Just looking to respond quickly disguises the multiple impacts that social media has on reputation – building, maintenance and protection. Of course speed is important. Information and allegations can come at an organisation quickly and the response can be made quickly as well. Social media also allows a more direct communication. A defence or response is stronger because it is from the horse’s mouth; there is not the reliance of others, the traditional media, to filter your comments or use only small parts of a carefully worded statement.
Just as a press office can be run from the site of an incident there is no reason why social media can’t be run in real time from there as well. Live tweeting and images could show what is really happening – citizen journalism becomes corporate journalism.
Social media is, in that case, another tool to be used to help maintain control over the message and prevent a void from being created. It is where such activity is lacking that you can really get into trouble. A social media presence is now expected, if not inevitable.
To really be effective, an organisation’s social media presence needs to be established in advance of any crisis. That enables it to have established a reputation for authenticity so that whatever comes out of that channel is treated seriously.
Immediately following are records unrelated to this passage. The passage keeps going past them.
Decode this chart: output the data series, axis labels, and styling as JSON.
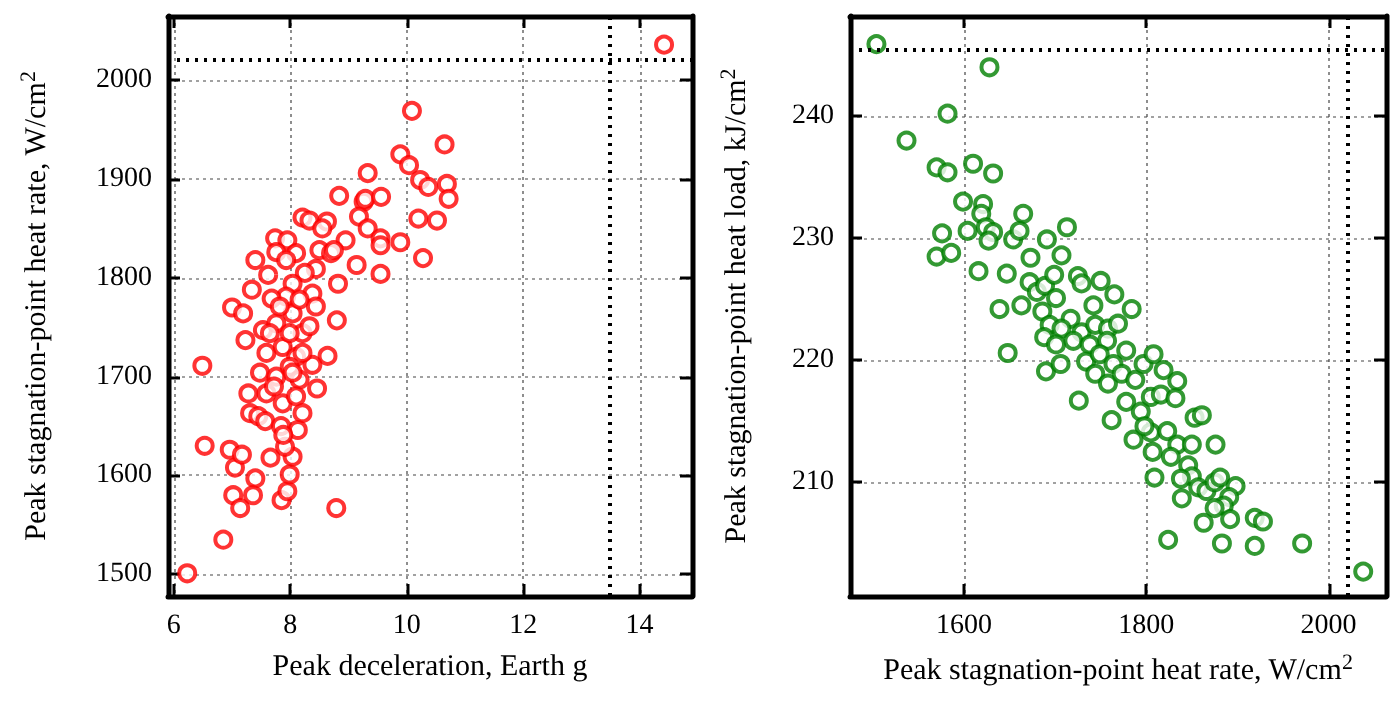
{
  "chart_data": [
    {
      "type": "scatter",
      "xlabel": "Peak deceleration, Earth g",
      "ylabel": "Peak stagnation-point heat rate, W/cm$^{2}$",
      "xlim": [
        5.9,
        14.9
      ],
      "xticks": [
        6,
        8,
        10,
        12,
        14
      ],
      "ylim": [
        1478,
        2065
      ],
      "yticks": [
        1500,
        1600,
        1700,
        1800,
        1900,
        2000
      ],
      "grid": true,
      "marker": "circle",
      "ref_lines": [
        {
          "axis": "x",
          "value": 13.5,
          "color": "#000000",
          "line_style": "dotted"
        },
        {
          "axis": "y",
          "value": 2020,
          "color": "#000000",
          "line_style": "dotted"
        }
      ],
      "series": [
        {
          "color": "#ff0000",
          "x": [
            14.42,
            10.09,
            10.65,
            9.89,
            10.04,
            9.33,
            10.23,
            10.37,
            10.69,
            10.72,
            8.84,
            9.26,
            9.29,
            9.56,
            9.18,
            10.2,
            10.52,
            8.21,
            8.33,
            8.63,
            8.55,
            9.33,
            8.95,
            9.55,
            9.55,
            9.89,
            10.28,
            9.14,
            9.55,
            8.82,
            8.8,
            8.64,
            8.46,
            8.79,
            6.49,
            6.53,
            6.85,
            6.23,
            6.96,
            7.05,
            7.17,
            7.02,
            7.14,
            7.4,
            7.36,
            7.66,
            7.85,
            7.95,
            7.99,
            8.04,
            7.91,
            7.28,
            7.31,
            7.23,
            7.0,
            7.19,
            7.34,
            7.4,
            7.62,
            7.74,
            7.95,
            7.76,
            8.1,
            8.5,
            8.7,
            8.75,
            8.44,
            8.25,
            8.04,
            7.93,
            7.68,
            8.38,
            8.44,
            7.53,
            7.76,
            8.04,
            8.21,
            8.33,
            7.59,
            7.87,
            8.1,
            8.38,
            7.48,
            7.76,
            7.99,
            8.16,
            7.59,
            7.87,
            8.1,
            8.21,
            7.45,
            7.57,
            7.84,
            8.13,
            7.88,
            7.72,
            7.99,
            7.82,
            8.16,
            8.21,
            7.65,
            8.04,
            7.93
          ],
          "values": [
            2036,
            1969,
            1935,
            1925,
            1914,
            1906,
            1899,
            1892,
            1895,
            1880,
            1883,
            1877,
            1880,
            1882,
            1862,
            1860,
            1858,
            1861,
            1858,
            1857,
            1850,
            1850,
            1838,
            1840,
            1833,
            1836,
            1820,
            1813,
            1804,
            1794,
            1757,
            1721,
            1688,
            1567,
            1711,
            1630,
            1535,
            1501,
            1626,
            1608,
            1621,
            1580,
            1567,
            1597,
            1580,
            1618,
            1575,
            1584,
            1601,
            1619,
            1629,
            1683,
            1663,
            1737,
            1770,
            1764,
            1788,
            1818,
            1803,
            1840,
            1838,
            1826,
            1825,
            1828,
            1825,
            1828,
            1809,
            1805,
            1794,
            1781,
            1779,
            1784,
            1771,
            1747,
            1754,
            1764,
            1744,
            1751,
            1724,
            1730,
            1720,
            1712,
            1704,
            1700,
            1710,
            1697,
            1683,
            1673,
            1680,
            1663,
            1660,
            1655,
            1650,
            1646,
            1641,
            1690,
            1744,
            1771,
            1778,
            1724,
            1744,
            1704,
            1818
          ]
        }
      ]
    },
    {
      "type": "scatter",
      "xlabel": "Peak stagnation-point heat rate, W/cm$^{2}$",
      "ylabel": "Peak stagnation-point heat load, kJ/cm$^{2}$",
      "xlim": [
        1475,
        2063
      ],
      "xticks": [
        1600,
        1800,
        2000
      ],
      "ylim": [
        200.7,
        248.2
      ],
      "yticks": [
        210,
        220,
        230,
        240
      ],
      "grid": true,
      "marker": "circle",
      "ref_lines": [
        {
          "axis": "x",
          "value": 2020,
          "color": "#000000",
          "line_style": "dotted"
        },
        {
          "axis": "y",
          "value": 245.5,
          "color": "#000000",
          "line_style": "dotted"
        }
      ],
      "series": [
        {
          "color": "#008000",
          "x": [
            1504,
            1628,
            1582,
            1537,
            1570,
            1582,
            1610,
            1632,
            1599,
            1621,
            1619,
            1665,
            1604,
            1624,
            1632,
            1576,
            1570,
            1586,
            1616,
            1627,
            1654,
            1661,
            1691,
            1713,
            1707,
            1647,
            1673,
            1639,
            1648,
            1663,
            1672,
            1680,
            1689,
            1699,
            1686,
            1701,
            1725,
            1729,
            1750,
            1765,
            1784,
            1742,
            1717,
            1694,
            1688,
            1707,
            1729,
            1744,
            1758,
            1769,
            1701,
            1720,
            1738,
            1757,
            1690,
            1706,
            1734,
            1749,
            1764,
            1778,
            1744,
            1758,
            1773,
            1788,
            1797,
            1808,
            1819,
            1834,
            1726,
            1762,
            1778,
            1794,
            1805,
            1816,
            1832,
            1853,
            1861,
            1786,
            1805,
            1798,
            1823,
            1834,
            1850,
            1876,
            1807,
            1809,
            1827,
            1846,
            1850,
            1838,
            1857,
            1866,
            1839,
            1875,
            1881,
            1898,
            1891,
            1885,
            1875,
            1892,
            1919,
            1928,
            1863,
            1824,
            1883,
            1919,
            1971,
            2038
          ],
          "values": [
            245.9,
            244.0,
            240.2,
            238.0,
            235.8,
            235.4,
            236.1,
            235.3,
            233.0,
            232.8,
            232.0,
            232.0,
            230.6,
            230.9,
            230.5,
            230.4,
            228.5,
            228.8,
            227.3,
            229.8,
            229.9,
            230.6,
            229.9,
            230.9,
            228.6,
            227.1,
            228.4,
            224.2,
            220.6,
            224.5,
            226.4,
            225.6,
            226.1,
            227.0,
            224.0,
            225.1,
            226.9,
            226.3,
            226.5,
            225.4,
            224.2,
            224.5,
            223.4,
            222.9,
            221.9,
            222.6,
            222.3,
            222.9,
            222.6,
            223.0,
            221.3,
            221.6,
            221.3,
            221.6,
            219.1,
            219.7,
            219.9,
            220.5,
            219.7,
            220.8,
            218.9,
            218.1,
            218.9,
            218.4,
            219.7,
            220.5,
            219.2,
            218.3,
            216.7,
            215.1,
            216.6,
            215.8,
            217.0,
            217.2,
            216.9,
            215.3,
            215.5,
            213.5,
            214.1,
            214.6,
            214.2,
            213.1,
            213.1,
            213.1,
            212.5,
            210.4,
            212.1,
            211.4,
            210.5,
            210.3,
            209.6,
            209.3,
            208.7,
            210.0,
            210.4,
            209.7,
            208.8,
            208.1,
            207.9,
            207.0,
            207.1,
            206.8,
            206.7,
            205.3,
            205.0,
            204.8,
            205.0,
            202.7
          ]
        }
      ]
    }
  ]
}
But social media is just a tool. Reputation takes time and effort to build. As Lord Browne, former Group Chief Executive of BP, as quoted in PR Week (February 2014), said:
“Trust begins with honesty and transparency, not with incomprehensible corporate jargon or a 140-character tweet.”
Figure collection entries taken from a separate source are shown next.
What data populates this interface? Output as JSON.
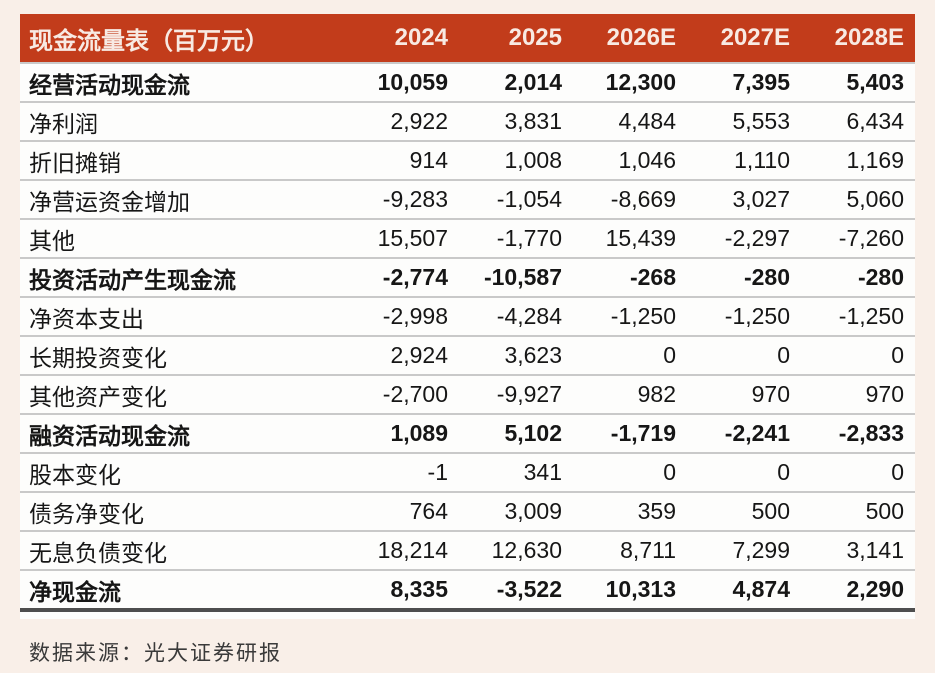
{
  "page": {
    "background_color": "#F9EFE8"
  },
  "colors": {
    "header_band": "#C23C1B",
    "header_text": "#F8EAE3",
    "body_text": "#161616",
    "row_separator": "#C9C9C9",
    "bottom_rule": "#4E4E4E",
    "table_background": "#FDFDFC"
  },
  "chart_data": {
    "type": "table",
    "title": "现金流量表（百万元）",
    "columns": [
      "2024",
      "2025",
      "2026E",
      "2027E",
      "2028E"
    ],
    "rows": [
      {
        "label": "经营活动现金流",
        "bold": true,
        "values": [
          10059,
          2014,
          12300,
          7395,
          5403
        ]
      },
      {
        "label": "净利润",
        "bold": false,
        "values": [
          2922,
          3831,
          4484,
          5553,
          6434
        ]
      },
      {
        "label": "折旧摊销",
        "bold": false,
        "values": [
          914,
          1008,
          1046,
          1110,
          1169
        ]
      },
      {
        "label": "净营运资金增加",
        "bold": false,
        "values": [
          -9283,
          -1054,
          -8669,
          3027,
          5060
        ]
      },
      {
        "label": "其他",
        "bold": false,
        "values": [
          15507,
          -1770,
          15439,
          -2297,
          -7260
        ]
      },
      {
        "label": "投资活动产生现金流",
        "bold": true,
        "values": [
          -2774,
          -10587,
          -268,
          -280,
          -280
        ]
      },
      {
        "label": "净资本支出",
        "bold": false,
        "values": [
          -2998,
          -4284,
          -1250,
          -1250,
          -1250
        ]
      },
      {
        "label": "长期投资变化",
        "bold": false,
        "values": [
          2924,
          3623,
          0,
          0,
          0
        ]
      },
      {
        "label": "其他资产变化",
        "bold": false,
        "values": [
          -2700,
          -9927,
          982,
          970,
          970
        ]
      },
      {
        "label": "融资活动现金流",
        "bold": true,
        "values": [
          1089,
          5102,
          -1719,
          -2241,
          -2833
        ]
      },
      {
        "label": "股本变化",
        "bold": false,
        "values": [
          -1,
          341,
          0,
          0,
          0
        ]
      },
      {
        "label": "债务净变化",
        "bold": false,
        "values": [
          764,
          3009,
          359,
          500,
          500
        ]
      },
      {
        "label": "无息负债变化",
        "bold": false,
        "values": [
          18214,
          12630,
          8711,
          7299,
          3141
        ]
      },
      {
        "label": "净现金流",
        "bold": true,
        "values": [
          8335,
          -3522,
          10313,
          4874,
          2290
        ]
      }
    ]
  },
  "footer": {
    "source_text": "数据来源：光大证券研报"
  }
}
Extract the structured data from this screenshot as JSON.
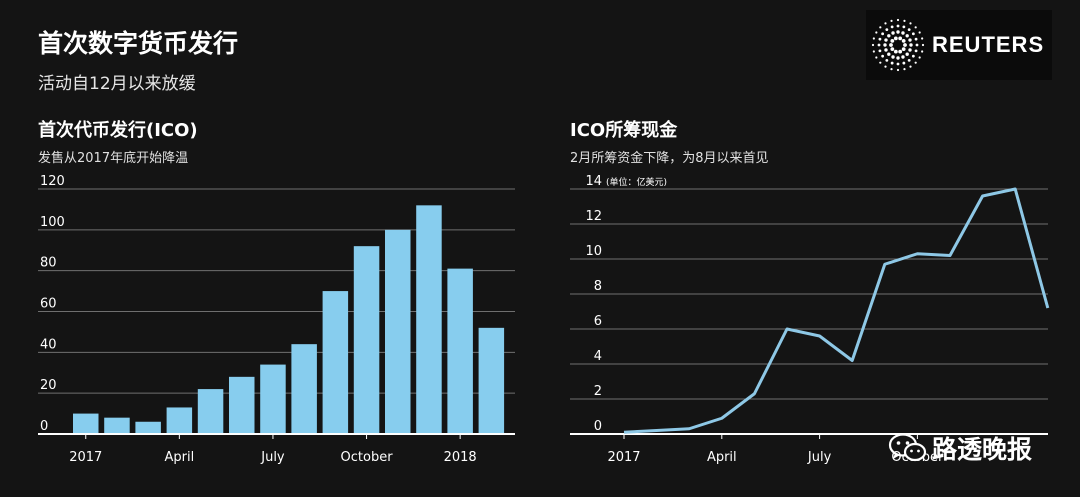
{
  "header": {
    "title": "首次数字货币发行",
    "subtitle": "活动自12月以来放缓"
  },
  "logo": {
    "text": "REUTERS",
    "icon": "reuters-dot-logo"
  },
  "left_panel": {
    "title": "首次代币发行(ICO)",
    "subtitle": "发售从2017年底开始降温"
  },
  "right_panel": {
    "title": "ICO所筹现金",
    "subtitle": "2月所筹资金下降，为8月以来首见"
  },
  "watermark": {
    "text": "路透晚报",
    "icon": "wechat-icon"
  },
  "colors": {
    "background": "#141414",
    "bar": "#87cdee",
    "line": "#8ec8e6",
    "grid": "#6f6f6f",
    "axis": "#ffffff"
  },
  "chart_data": [
    {
      "type": "bar",
      "title": "首次代币发行(ICO)",
      "subtitle": "发售从2017年底开始降温",
      "categories": [
        "2017-01",
        "2017-02",
        "2017-03",
        "2017-04",
        "2017-05",
        "2017-06",
        "2017-07",
        "2017-08",
        "2017-09",
        "2017-10",
        "2017-11",
        "2017-12",
        "2018-01",
        "2018-02"
      ],
      "values": [
        10,
        8,
        6,
        13,
        22,
        28,
        34,
        44,
        70,
        92,
        100,
        112,
        81,
        52
      ],
      "ylim": [
        0,
        120
      ],
      "yticks": [
        0,
        20,
        40,
        60,
        80,
        100,
        120
      ],
      "xtick_labels": [
        {
          "category": "2017-01",
          "label": "2017"
        },
        {
          "category": "2017-04",
          "label": "April"
        },
        {
          "category": "2017-07",
          "label": "July"
        },
        {
          "category": "2017-10",
          "label": "October"
        },
        {
          "category": "2018-01",
          "label": "2018"
        }
      ],
      "grid": true
    },
    {
      "type": "line",
      "title": "ICO所筹现金",
      "subtitle": "2月所筹资金下降，为8月以来首见",
      "unit_note": "(单位：亿美元)",
      "x": [
        "2017-01",
        "2017-02",
        "2017-03",
        "2017-04",
        "2017-05",
        "2017-06",
        "2017-07",
        "2017-08",
        "2017-09",
        "2017-10",
        "2017-11",
        "2017-12",
        "2018-01",
        "2018-02"
      ],
      "y": [
        0.1,
        0.2,
        0.3,
        0.9,
        2.3,
        6.0,
        5.6,
        4.2,
        9.7,
        10.3,
        10.2,
        13.6,
        14.0,
        7.2
      ],
      "ylim": [
        0,
        14
      ],
      "yticks": [
        0,
        2,
        4,
        6,
        8,
        10,
        12,
        14
      ],
      "xtick_labels": [
        {
          "category": "2017-01",
          "label": "2017"
        },
        {
          "category": "2017-04",
          "label": "April"
        },
        {
          "category": "2017-07",
          "label": "July"
        },
        {
          "category": "2017-10",
          "label": "October"
        }
      ],
      "grid": true
    }
  ]
}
So there is more to reputation than just the social media. But it does need time, effort and resources if it is to maximise its elevated place in reputation development and protection, especially in a crisis.
I spoke at a recent meeting of the Professional Services Group on making the most of social media. It was clear that whilst the role it could play in crisis management was appreciated, it was not always clear to the audience how it could be properly harnessed or, if needed, controlled.
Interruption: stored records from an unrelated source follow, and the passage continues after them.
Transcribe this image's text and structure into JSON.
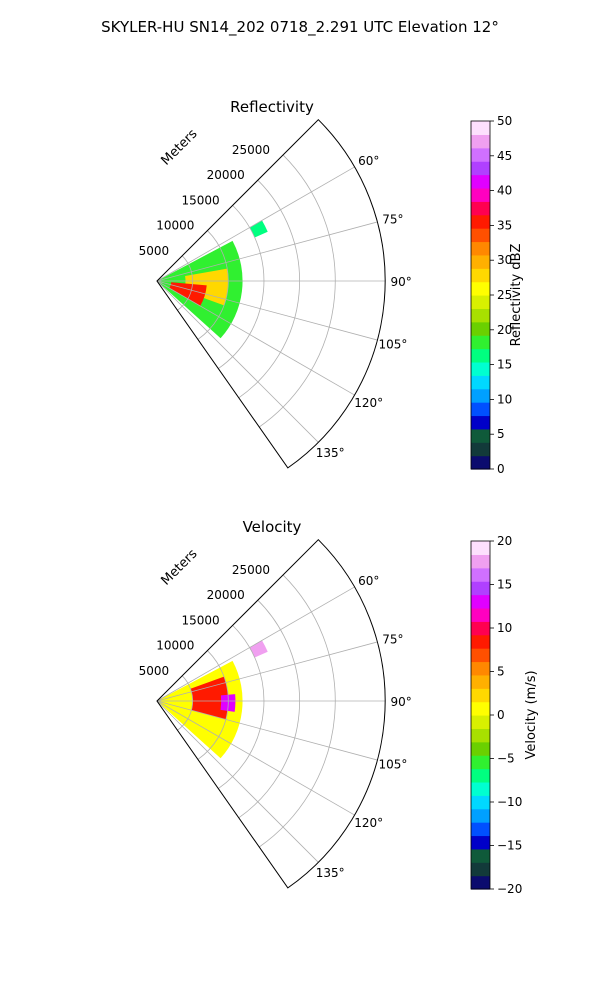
{
  "figure": {
    "suptitle": "SKYLER-HU  SN14_202  0718_2.291 UTC Elevation 12°"
  },
  "chart_data": [
    {
      "type": "heatmap",
      "projection": "polar sector",
      "title": "Reflectivity",
      "radial_label": "Meters",
      "radial_ticks": [
        5000,
        10000,
        15000,
        20000,
        25000
      ],
      "radial_tick_labels": [
        "5000",
        "10000",
        "15000",
        "20000",
        "25000"
      ],
      "rlim": [
        0,
        32000
      ],
      "theta_ticks_deg": [
        60,
        75,
        90,
        105,
        120,
        135
      ],
      "theta_tick_labels": [
        "60°",
        "75°",
        "90°",
        "105°",
        "120°",
        "135°"
      ],
      "theta_range_deg": [
        45,
        145
      ],
      "grid": true,
      "colorbar": {
        "label": "Reflectivity dBZ",
        "range": [
          0,
          50
        ],
        "ticks": [
          0,
          5,
          10,
          15,
          20,
          25,
          30,
          35,
          40,
          45,
          50
        ],
        "tick_labels": [
          "0",
          "5",
          "10",
          "15",
          "20",
          "25",
          "30",
          "35",
          "40",
          "45",
          "50"
        ],
        "colors": [
          "#0b0b6e",
          "#123a3a",
          "#0f5a3a",
          "#0000c8",
          "#0050ff",
          "#00a0ff",
          "#00d8ff",
          "#00ffd0",
          "#00ff80",
          "#30f030",
          "#6ad000",
          "#a8e000",
          "#d8f000",
          "#ffff00",
          "#ffd800",
          "#ffb000",
          "#ff8800",
          "#ff5000",
          "#ff1a00",
          "#ff0050",
          "#ff00c0",
          "#e000ff",
          "#b040ff",
          "#d070ff",
          "#f0a0f0",
          "#fde0fd"
        ]
      },
      "echo_regions": [
        {
          "r_km": [
            0,
            12
          ],
          "theta_deg": [
            62,
            132
          ],
          "dbz": 18
        },
        {
          "r_km": [
            4,
            10
          ],
          "theta_deg": [
            80,
            110
          ],
          "dbz": 27
        },
        {
          "r_km": [
            2,
            7
          ],
          "theta_deg": [
            95,
            120
          ],
          "dbz": 35
        },
        {
          "r_km": [
            15,
            17
          ],
          "theta_deg": [
            60,
            66
          ],
          "dbz": 16
        }
      ]
    },
    {
      "type": "heatmap",
      "projection": "polar sector",
      "title": "Velocity",
      "radial_label": "Meters",
      "radial_ticks": [
        5000,
        10000,
        15000,
        20000,
        25000
      ],
      "radial_tick_labels": [
        "5000",
        "10000",
        "15000",
        "20000",
        "25000"
      ],
      "rlim": [
        0,
        32000
      ],
      "theta_ticks_deg": [
        60,
        75,
        90,
        105,
        120,
        135
      ],
      "theta_tick_labels": [
        "60°",
        "75°",
        "90°",
        "105°",
        "120°",
        "135°"
      ],
      "theta_range_deg": [
        45,
        145
      ],
      "grid": true,
      "colorbar": {
        "label": "Velocity (m/s)",
        "range": [
          -20,
          20
        ],
        "ticks": [
          -20,
          -15,
          -10,
          -5,
          0,
          5,
          10,
          15,
          20
        ],
        "tick_labels": [
          "−20",
          "−15",
          "−10",
          "−5",
          "0",
          "5",
          "10",
          "15",
          "20"
        ],
        "colors": [
          "#0b0b6e",
          "#123a3a",
          "#0f5a3a",
          "#0000c8",
          "#0050ff",
          "#00a0ff",
          "#00d8ff",
          "#00ffd0",
          "#00ff80",
          "#30f030",
          "#6ad000",
          "#a8e000",
          "#d8f000",
          "#ffff00",
          "#ffd800",
          "#ffb000",
          "#ff8800",
          "#ff5000",
          "#ff1a00",
          "#ff0050",
          "#ff00c0",
          "#e000ff",
          "#b040ff",
          "#d070ff",
          "#f0a0f0",
          "#fde0fd"
        ]
      },
      "echo_regions": [
        {
          "r_km": [
            0,
            12
          ],
          "theta_deg": [
            62,
            132
          ],
          "ms": 1
        },
        {
          "r_km": [
            5,
            10
          ],
          "theta_deg": [
            70,
            105
          ],
          "ms": 9
        },
        {
          "r_km": [
            9,
            11
          ],
          "theta_deg": [
            85,
            98
          ],
          "ms": 13
        },
        {
          "r_km": [
            15,
            17
          ],
          "theta_deg": [
            60,
            66
          ],
          "ms": 17
        }
      ]
    }
  ]
}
There are also balances to be maintained in keeping the more human, less reverent of differential voices alive in the social media presence in a crisis whilst balancing this against the knowledge that every word and phrase is amplified in importance. And of course there are lawyers around worrying about future liabilities!
However, the central rules of crisis management apply whatever the channel of communication that you are using – apologising, getting to the bottom of what is going on, senior leaders in charge, providing new information as it becomes available, feeding the media, not allowing vacuums to build and not letting the pundits and ‘experts’ take charge. There also needs to be a consistency in message and you can’t let social media wander off on its own.
As Ze Frank, Executive Vice President of Video at Buzz Feed said:
“Despite enhanced communication, there will be no significant advances in the technology of saying sorry”.